The modern PMO trend started in 2004, when Kraft (more specifically, its Nabisco division) responded to the vilification of its less-than-healthy products by shifting attention away from the foodstuff itself and onto the repackaging of it with the introduction of "100-Calorie Packs." Instead of gorging on handfuls Chips Ahoy! cookies or Ritz Crackers with peanut butter, consumers could now daintily pick through wallet-sized, predetermined portions of the same.
That was one small step for a man (or woman), but a giant leap for snack-food marketers, as they changed consumer perspective from chomping "snacks" to expending a small portion of their daily caloric intake instead; a win-win that simultaneously reduced public guilt and increased corporate bottom lines (the idea was a huge win, and because of the massive margins it delivered, was quickly adapted by other companies).
The latest such Perspective Modification has not yet been put into everyday practice...but should be.
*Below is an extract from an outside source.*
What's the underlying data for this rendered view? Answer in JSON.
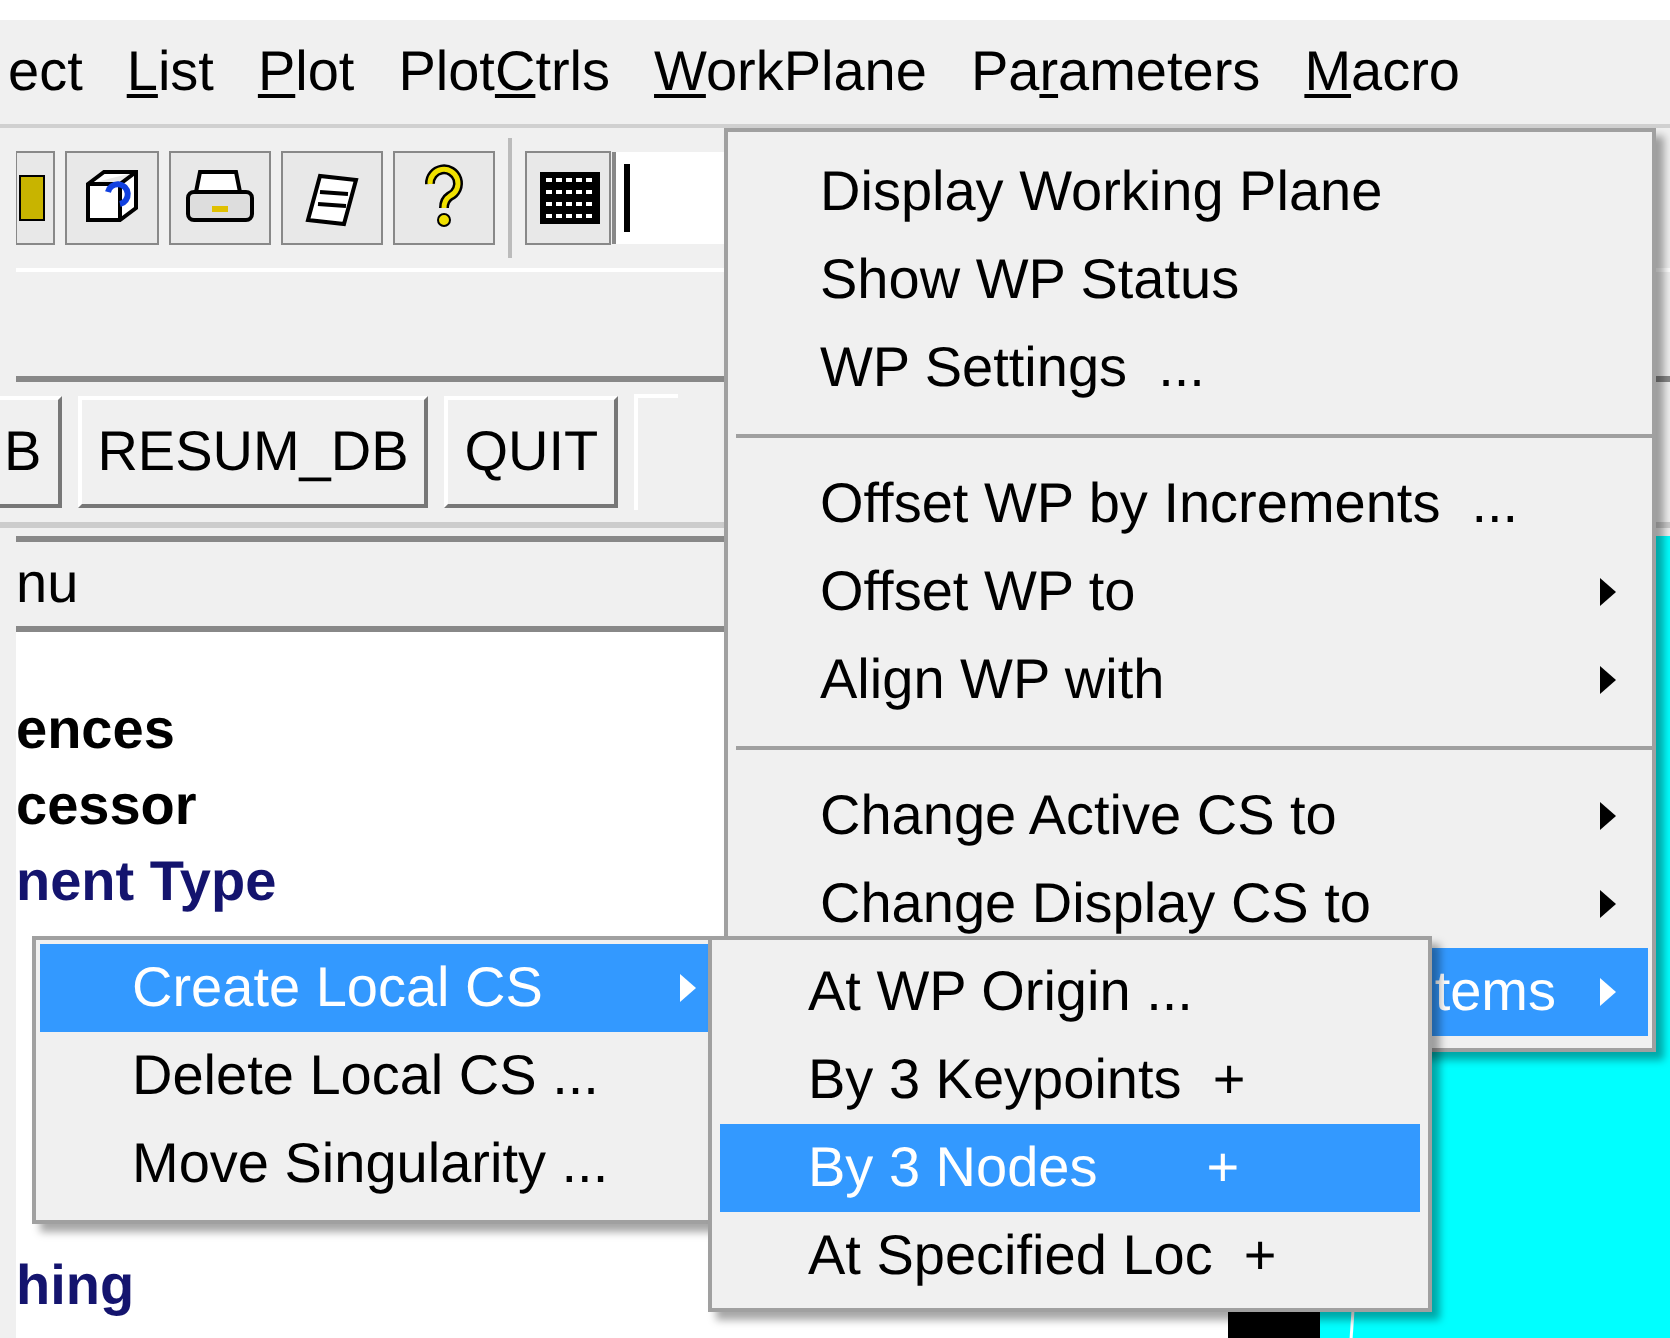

And, I suspect, will be. Soon.
Right now, in an effort at consumer education for best health practices, many restaurants are providing calorie count info on their menus. Despite some mind-numbing figures (I remember a colleague almost falling off his chair upon learning that the "healthy" Cobb salad he would regularly wolf down at Ted's Montana Grill in New York was a 1,232-calorie fat-bomb), the end result is that people still aren't ordering fewer calories...in fact, some order an extra glass of wine to help them forget just how many they are consuming.
However, a study released two weeks ago by researchers at Texas Christian University suggests that what would be way more powerful and persuasive than mere calorie data would be listing the exercise needed in order to burn off the food eaten.
In a nutshell, the study took 300 young adults, aged 18 to 30, and separated them into three groups. While their food selection was the same (a standard American fare of burgers, fries, chicken sandwiches, salads, etc.), their menus were different:
- One group's had calorie labels and food listings
- One group's was food listings only
- And one group's had labels of minutes of brisk walking required to burn off the calories in the food items (i.e. two hours of brisk walking to burn off a cheeseburger)
Suddenly, to one group, food wasn't food anymore. And the results were...well, what you'd expect: those given the "exercise" menus consumed way fewer calories than the people with or without the calorie count. This shouldn't come as a major shock, because no matter how many calories you add up, people just don't understand the notion of them. To most, a calorie is ephemeral intangible; what people DO understand is hard, sweat-inducing exercise...which, to many, is a fate worse than death.
I'm an exercise fanatic and just this morning, I did a lung-busting 30 minute power-ride on an expresso.com networked stationary bike. For all my huffing, puffing and thigh-burning, I disposed of 360 calories, which is about a slice of an all-dressed pan pizza from Domino's, or a five-ounce petite filet from Ruth's Chris Steakhouse. That's not an equation tipped in my favour. When food becomes work, I'll think twice about what goes in my mouth.
Bang! Perception Modified.
It's not just about food, either. Last week, I had a meeting with two friends of mine who run a foundation that provides art to hospitals and other institutions of healing or convalescence. They asked me how they could raise more money for their operation.
It's a hard sell three ways:
- Medical people face bigger problems and are severely time and budgetarily challenged
- Art people may be off-put by the venue
- The general public doesn't understand or necessarily care about art
My advice was to PMO their raison d'etre. Like changing snacks into calorie counts, I suggested they change art into medicine by referring to what they deliver as "Visual Meds" or "Visual Tranquilizers."
No guarantee of a win, but at least it's a way towards a new start of a new way to think.
So what was this week's big lesson? In essence...
How things are seen is way more important than what things actually are.
And the best way to change people is to change their perspectives on how they see things.
Anyway, after all this writing, I'm starved. I think I'll go eat a TRX workout and wash it down with two-thirds of my hockey game tonight.